The interaction of circulating coagulation factor VII with cell surface associated tissue factor (TF) is critical for the initiation of blood coagulation, and appears to play a significant role in several other biological processes. Thus, an understanding of the mechanism of this interaction should provide valuable insight into the development of these important processes. The first epidermal growth factor-like domain (EGF-1) of factor VII is the principle contact site with TF and possesses the structural elements characteristic of the ubiquitous EGF-like motif. The aim of this thesis was to investigate the relationship between the conformational structure of the EGF-1 domain in factor VII and its function in the initiator complex.

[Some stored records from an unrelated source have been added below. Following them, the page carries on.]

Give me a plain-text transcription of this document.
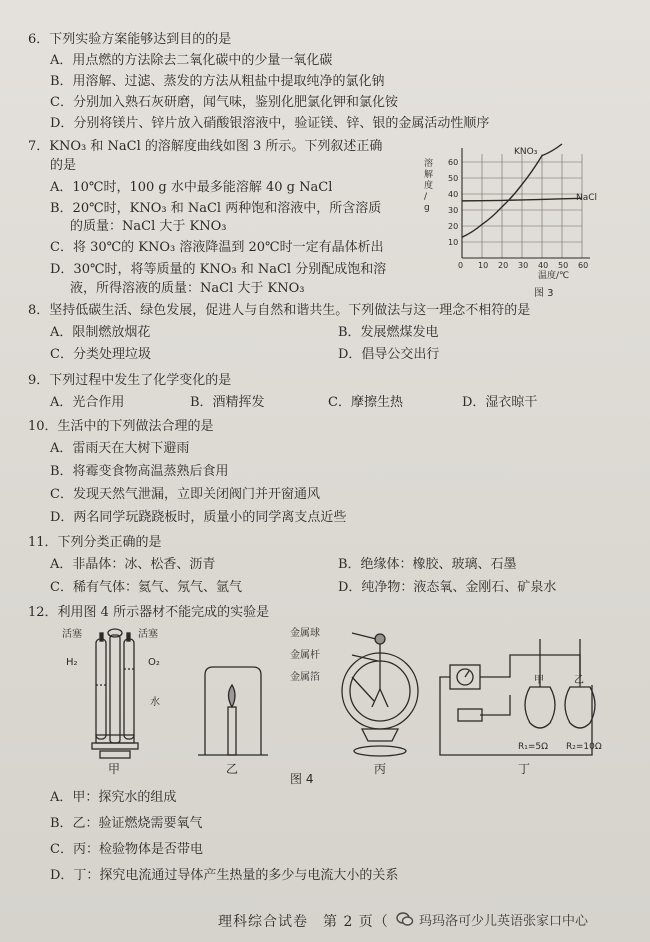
6．下列实验方案能够达到目的的是
A．用点燃的方法除去二氧化碳中的少量一氧化碳
B．用溶解、过滤、蒸发的方法从粗盐中提取纯净的氯化钠
C．分别加入熟石灰研磨，闻气味，鉴别化肥氯化钾和氯化铵
D．分别将镁片、锌片放入硝酸银溶液中，验证镁、锌、银的金属活动性顺序
7．KNO₃ 和 NaCl 的溶解度曲线如图 3 所示。下列叙述正确
的是
A．10℃时，100 g 水中最多能溶解 40 g NaCl
B．20℃时，KNO₃ 和 NaCl 两种饱和溶液中，所含溶质
的质量：NaCl 大于 KNO₃
C．将 30℃的 KNO₃ 溶液降温到 20℃时一定有晶体析出
D．30℃时，将等质量的 KNO₃ 和 NaCl 分别配成饱和溶
液，所得溶液的质量：NaCl 大于 KNO₃
0 10 20 30 40 50 60
10
20
30
40
50
60
溶解度/ g
温度/℃
图 3
KNO₃
NaCl
8．坚持低碳生活、绿色发展，促进人与自然和谐共生。下列做法与这一理念不相符的是
A．限制燃放烟花	B．发展燃煤发电
C．分类处理垃圾	D．倡导公交出行
9．下列过程中发生了化学变化的是
A．光合作用	B．酒精挥发	C．摩擦生热	D．湿衣晾干
10．生活中的下列做法合理的是
A．雷雨天在大树下避雨
B．将霉变食物高温蒸熟后食用
C．发现天然气泄漏，立即关闭阀门并开窗通风
D．两名同学玩跷跷板时，质量小的同学离支点近些
11．下列分类正确的是
A．非晶体：冰、松香、沥青	B．绝缘体：橡胶、玻璃、石墨
C．稀有气体：氦气、氖气、氩气	D．纯净物：液态氧、金刚石、矿泉水
12．利用图 4 所示器材不能完成的实验是
活塞	活塞
H₂	O₂
水
甲	乙
金属球
金属杆
金属箔
丙
甲	乙
R₁=5Ω R₂=10Ω
丁
图 4
A．甲：探究水的组成
B．乙：验证燃烧需要氧气
C．丙：检验物体是否带电
D．丁：探究电流通过导体产生热量的多少与电流大小的关系
理科综合试卷　第 2 页（ 玛玛洛可少儿英语张家口中心
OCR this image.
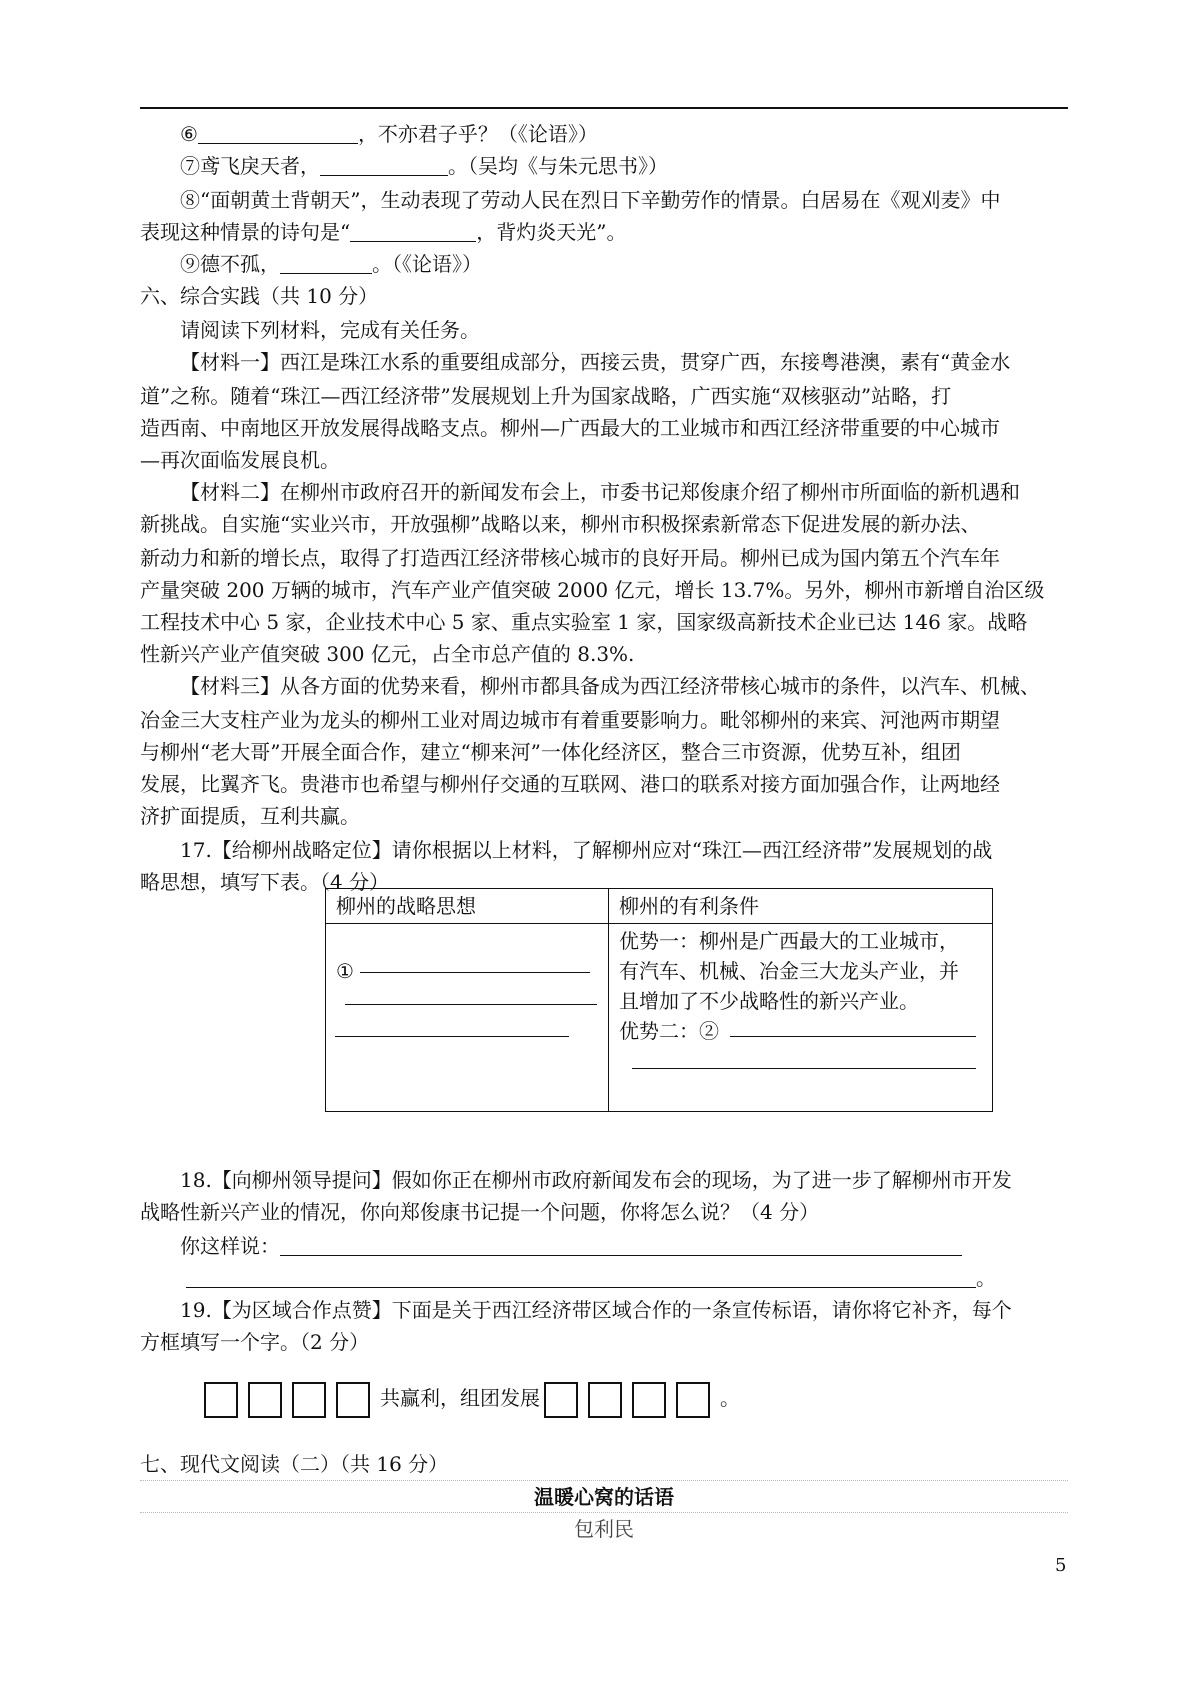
⑥	，不亦君子乎？（《论语》）
⑦鸢飞戾天者，	。（吴均《与朱元思书》）
⑧“面朝黄土背朝天”，生动表现了劳动人民在烈日下辛勤劳作的情景。白居易在《观刈麦》中
表现这种情景的诗句是“	，背灼炎天光”。
⑨德不孤，	。（《论语》）
六、综合实践（共 10 分）
请阅读下列材料，完成有关任务。
【材料一】西江是珠江水系的重要组成部分，西接云贵，贯穿广西，东接粤港澳，素有“黄金水
道”之称。随着“珠江—西江经济带”发展规划上升为国家战略，广西实施“双核驱动”站略，打
造西南、中南地区开放发展得战略支点。柳州—广西最大的工业城市和西江经济带重要的中心城市
—再次面临发展良机。
【材料二】在柳州市政府召开的新闻发布会上，市委书记郑俊康介绍了柳州市所面临的新机遇和
新挑战。自实施“实业兴市，开放强柳”战略以来，柳州市积极探索新常态下促进发展的新办法、
新动力和新的增长点，取得了打造西江经济带核心城市的良好开局。柳州已成为国内第五个汽车年
产量突破 200 万辆的城市，汽车产业产值突破 2000 亿元，增长 13.7%。另外，柳州市新增自治区级
工程技术中心 5 家，企业技术中心 5 家、重点实验室 1 家，国家级高新技术企业已达 146 家。战略
性新兴产业产值突破 300 亿元，占全市总产值的 8.3%.
【材料三】从各方面的优势来看，柳州市都具备成为西江经济带核心城市的条件，以汽车、机械、
冶金三大支柱产业为龙头的柳州工业对周边城市有着重要影响力。毗邻柳州的来宾、河池两市期望
与柳州“老大哥”开展全面合作，建立“柳来河”一体化经济区，整合三市资源，优势互补，组团
发展，比翼齐飞。贵港市也希望与柳州仔交通的互联网、港口的联系对接方面加强合作，让两地经
济扩面提质，互利共赢。
17.【给柳州战略定位】请你根据以上材料，了解柳州应对“珠江—西江经济带”发展规划的战
略思想，填写下表。（4 分）
柳州的战略思想	柳州的有利条件

①	优势一：柳州是广西最大的工业城市，
有汽车、机械、冶金三大龙头产业，并
且增加了不少战略性的新兴产业。
优势二：②
18.【向柳州领导提问】假如你正在柳州市政府新闻发布会的现场，为了进一步了解柳州市开发
战略性新兴产业的情况，你向郑俊康书记提一个问题，你将怎么说？（4 分）
你这样说：
。
19.【为区域合作点赞】下面是关于西江经济带区域合作的一条宣传标语，请你将它补齐，每个
方框填写一个字。（2 分）
共赢利，组团发展	。
七、现代文阅读（二）（共 16 分）
温暖心窝的话语
包利民
5
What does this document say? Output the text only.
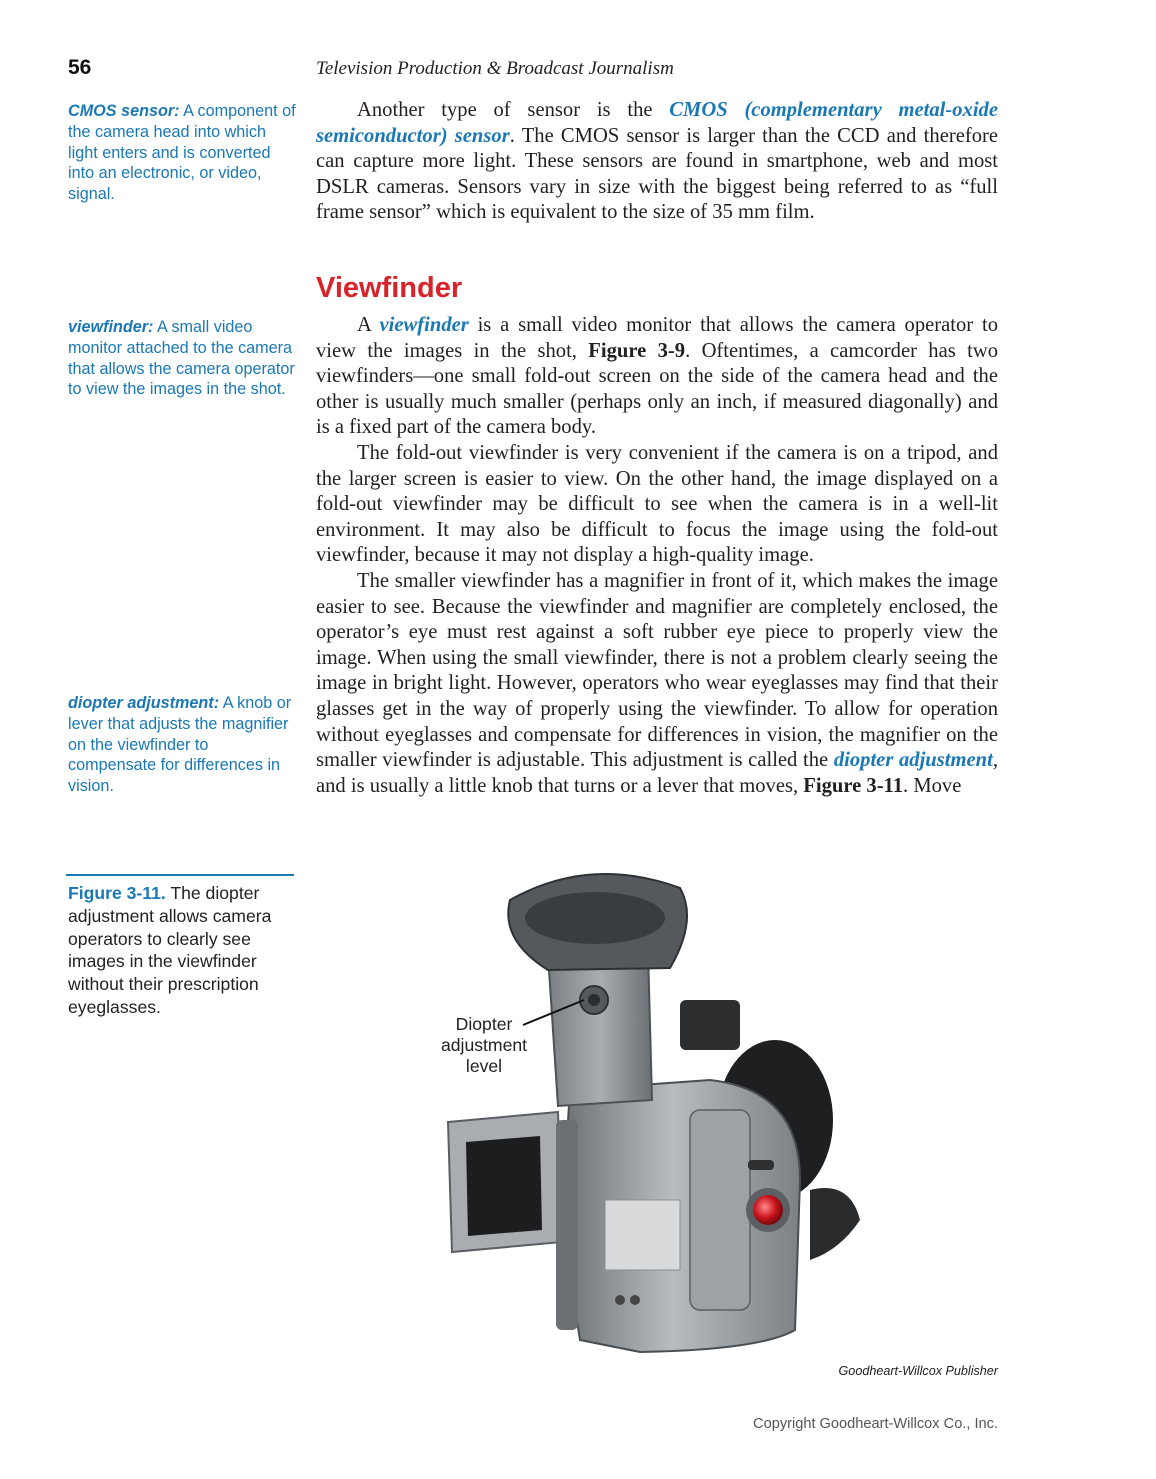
56	Television Production & Broadcast Journalism
CMOS sensor: A component of the camera head into which light enters and is converted into an electronic, or video, signal.
viewfinder: A small video monitor attached to the camera that allows the camera operator to view the images in the shot.
diopter adjustment: A knob or lever that adjusts the magnifier on the viewfinder to compensate for differences in vision.

Another type of sensor is the CMOS (complementary metal-oxide semiconductor) sensor. The CMOS sensor is larger than the CCD and therefore can capture more light. These sensors are found in smartphone, web and most DSLR cameras. Sensors vary in size with the biggest being referred to as “full frame sensor” which is equivalent to the size of 35 mm film.

Viewfinder

A viewfinder is a small video monitor that allows the camera operator to view the images in the shot, Figure 3-9. Oftentimes, a camcorder has two viewfinders—one small fold-out screen on the side of the camera head and the other is usually much smaller (perhaps only an inch, if measured diagonally) and is a fixed part of the camera body.

The fold-out viewfinder is very convenient if the camera is on a tripod, and the larger screen is easier to view. On the other hand, the image displayed on a fold-out viewfinder may be difficult to see when the camera is in a well-lit environment. It may also be difficult to focus the image using the fold-out viewfinder, because it may not display a high-quality image.

The smaller viewfinder has a magnifier in front of it, which makes the image easier to see. Because the viewfinder and magnifier are completely enclosed, the operator’s eye must rest against a soft rubber eye piece to properly view the image. When using the small viewfinder, there is not a problem clearly seeing the image in bright light. However, operators who wear eyeglasses may find that their glasses get in the way of properly using the viewfinder. To allow for operation without eyeglasses and compensate for differences in vision, the magnifier on the smaller viewfinder is adjustable. This adjustment is called the diopter adjustment, and is usually a little knob that turns or a lever that moves, Figure 3-11. Move

Figure 3-11. The diopter adjustment allows camera operators to clearly see images in the viewfinder without their prescription eyeglasses.
Diopter
adjustment
level
Goodheart-Willcox Publisher
Copyright Goodheart-Willcox Co., Inc.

Recombinant generation and analysis of a naturally occurring factor VII EGF-1 mutant (N57D) indicated a protein deficient in its cellular secretion, as well as possessing compromised procoagulant activity and TF binding capability. Using structural investigative techniques, this mutation was found to compromise the appropriate conformation of the EGF-1 domain via the loss of a previously undescribed, structurally-important intermolecular hydrogen bond, highlighting the delicate balance between conformation and function in this domain. Once developed, these structural investigative techniques allowed further investigation, indicating the EGF-1 domain adopted a conformation specific to the "active state" of factor VIIa and requiring the presence of calcium and the adjacent Gla domain. Once activated, occupation of the active site of factor VIIa with substrate-like inhibitors resulted in further conformational changes to the EGF-1 domain, indicating the presence of a novel active site occupant-specific allosteric linkage between the EGF-1 domain and the active site. This allosteric link also appeared to affect the functional processes of TF binding and enzymatic activity of the factor VIIa molecule. Overall, this study has contributed new knowledge on the relation of structural elements of the factor VII EGF-1 domain to the important factor VIIa functional processes of TF binding and enzymatic activity. As well, the study indicates a novel role for the EGF-1 domain in the unique co-factor mediated specificity observed for factor VIIa.